Théophile Silvestre (1823-1876) : critique d' art

par Lyne Penet

Thèse de doctorat en Histoire de l'art

Sous la direction de Bertrand Tillier.

Soutenue le 08-12-2016

à Paris 1 , dans le cadre de École doctorale Histoire de l'art (Paris) .

Le président du jury était Claire Barbillon.

Le jury était composé de Bertrand Tillier, Pierre Wat, Dominique de Font-Réaulx.

Les rapporteurs étaient Thomas Schlesser.


  • Résumé

    Depuis les années 1980, la critique d’art du XIXe siècle a bénéficié d’un regain d’intérêt dans l’historiographie contemporaine. Malgré cela, la période du Second Empire reste encore mal connue.

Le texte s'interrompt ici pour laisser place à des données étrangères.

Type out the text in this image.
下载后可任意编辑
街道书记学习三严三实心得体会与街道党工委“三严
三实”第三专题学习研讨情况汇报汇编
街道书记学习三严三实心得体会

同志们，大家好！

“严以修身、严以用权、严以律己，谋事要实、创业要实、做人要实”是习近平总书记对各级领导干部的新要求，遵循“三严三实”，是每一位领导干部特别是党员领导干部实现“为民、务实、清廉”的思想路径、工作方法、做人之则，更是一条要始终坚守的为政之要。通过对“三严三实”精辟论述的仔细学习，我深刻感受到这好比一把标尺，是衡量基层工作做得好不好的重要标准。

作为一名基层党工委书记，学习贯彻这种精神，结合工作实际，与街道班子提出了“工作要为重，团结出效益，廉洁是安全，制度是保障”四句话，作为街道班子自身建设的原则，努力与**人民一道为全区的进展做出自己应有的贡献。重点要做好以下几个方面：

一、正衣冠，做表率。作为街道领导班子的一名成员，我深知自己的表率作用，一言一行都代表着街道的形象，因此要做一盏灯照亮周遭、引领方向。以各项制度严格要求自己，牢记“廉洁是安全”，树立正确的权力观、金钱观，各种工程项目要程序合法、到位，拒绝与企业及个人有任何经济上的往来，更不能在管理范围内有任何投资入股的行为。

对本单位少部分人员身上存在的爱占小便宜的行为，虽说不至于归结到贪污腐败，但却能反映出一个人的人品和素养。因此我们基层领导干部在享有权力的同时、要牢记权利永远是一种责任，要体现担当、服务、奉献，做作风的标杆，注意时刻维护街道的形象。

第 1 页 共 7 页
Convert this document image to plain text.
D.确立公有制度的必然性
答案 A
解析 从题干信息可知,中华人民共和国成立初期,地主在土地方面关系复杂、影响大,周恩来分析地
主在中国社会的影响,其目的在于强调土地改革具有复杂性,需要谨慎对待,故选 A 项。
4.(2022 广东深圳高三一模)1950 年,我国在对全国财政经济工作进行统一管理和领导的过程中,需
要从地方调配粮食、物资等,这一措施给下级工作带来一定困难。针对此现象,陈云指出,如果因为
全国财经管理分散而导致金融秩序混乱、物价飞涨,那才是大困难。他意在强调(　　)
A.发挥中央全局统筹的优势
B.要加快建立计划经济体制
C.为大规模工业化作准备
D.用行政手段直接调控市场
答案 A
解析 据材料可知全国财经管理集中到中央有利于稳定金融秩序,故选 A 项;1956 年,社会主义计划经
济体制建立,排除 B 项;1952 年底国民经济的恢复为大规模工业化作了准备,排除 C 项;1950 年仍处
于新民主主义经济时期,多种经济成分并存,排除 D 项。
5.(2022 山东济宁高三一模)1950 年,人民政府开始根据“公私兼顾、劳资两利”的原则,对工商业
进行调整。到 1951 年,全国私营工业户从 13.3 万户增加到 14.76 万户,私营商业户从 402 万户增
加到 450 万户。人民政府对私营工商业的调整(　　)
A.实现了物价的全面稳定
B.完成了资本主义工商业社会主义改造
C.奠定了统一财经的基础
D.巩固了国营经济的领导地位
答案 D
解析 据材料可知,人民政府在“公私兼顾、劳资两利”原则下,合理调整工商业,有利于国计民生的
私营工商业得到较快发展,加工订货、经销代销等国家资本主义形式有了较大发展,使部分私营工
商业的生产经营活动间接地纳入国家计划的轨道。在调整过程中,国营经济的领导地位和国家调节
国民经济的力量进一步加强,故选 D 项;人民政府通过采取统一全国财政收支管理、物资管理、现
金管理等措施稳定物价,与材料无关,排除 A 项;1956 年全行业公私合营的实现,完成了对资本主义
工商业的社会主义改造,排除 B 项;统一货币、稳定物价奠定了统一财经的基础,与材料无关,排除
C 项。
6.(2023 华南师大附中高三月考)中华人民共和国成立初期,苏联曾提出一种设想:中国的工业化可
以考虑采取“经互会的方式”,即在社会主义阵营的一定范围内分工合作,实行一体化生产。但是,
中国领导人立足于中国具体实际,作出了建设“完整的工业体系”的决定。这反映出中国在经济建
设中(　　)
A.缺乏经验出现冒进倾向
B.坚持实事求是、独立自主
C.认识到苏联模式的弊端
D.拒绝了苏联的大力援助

Notre thèse est consacrée à l’un des critiques d’art de cette période : Théophile Silvestre (1823-1876). Après une approche biographique de son parcours, notre travail montre comment, dans son grand œuvre critique intitulé Histoire des artistes vivants, Silvestre choisit d’étudier les peintres et sculpteurs les plus célèbres de son temps pour examiner la validité de leur notoriété. Confronté à ce qui lui apparaît comme un monde malade, en perte d’idéal, Silvestre est à la recherche des artistes qui sauront régénérer l’art et la vie. Ainsi Delacroix, dont l’imagination puissante transfigure le réel, est-il consacré comme « le plus grand artiste du XIXe siècle ». Après la mort de Delacroix, Silvestre dirige ses préférences vers les peintres de l’école de Barbizon qui, comme lui, tournent le dos au monde nouveau qui s’élabore selon les directives du progrès et de l’industrie, et dont la peinture semble un remède possible aux maux de la société moderne. Chargé à la fin de sa vie de rédiger le catalogue de la collection d’Alfred Bruyas, Silvestre s’attachera à faire entrer le romantisme dans l’histoire, employant le musée comme un rempart à la décadence de l’art moderne. De l’Histoire des artistes vivants au catalogue de la Galerie Bruyas, notre thèse montre quels vestiges de son temps Silvestre a voulu laisser aux historiens futurs et comment il s’est fait le gardien moral de l’histoire de l’art en donnant à son siècle la forme d’une pièce de musée, déjà classée et déjà jugée.

  • Titre traduit

    Théophile Silvestre (1823-1876) : art critic


  • Résumé

    Since the 1980s, there has been a renewed interest in contemporary historiography for the art criticism of the nineteenth-century. The Second Empire era remains nevertheless little-known. Our thesis is devoted to an art critic of that particular time : Théophile Silvestre (1823-1876). After a biographical approach of his career, our research will focus on his criticism masterpiece, Histoire des artistes vivants. We will attempt to show that, when Silvestre chooses to study the most famous painters and sculptors of his time, it is in order to investigate the legitimacy of their popularity. Confronted to a world he deems sick and deprived of faith, Silvestre is looking for artists that will revive art and life. He thus considers Delacroix, whose powerful imagination transcends reality, as "the greatest artist of the 19th century". After the painter's death, Silvestre focuses his interest on the painters of the Barbizon school who, just like him, disapprove of the emerging new world based on the principles of progress and industry, and whose painting appears as a potential cure against modern society. Being towards the end of his life assigned the writing of the Alfred Bruyas' collection's catalog, Silvestre endeavours to give romanticism a rightful place in history, using museums as a frontline against the decay of modern art. From Histoire des artistes vivants to the Galerie Bruyas' catalog, our thesis shows which memories of his time Silvestre decided to pass on to future generations of historians, and how, by shaping his century like a museum item, already classified and already judged, he made himself the moral guardian of history of art.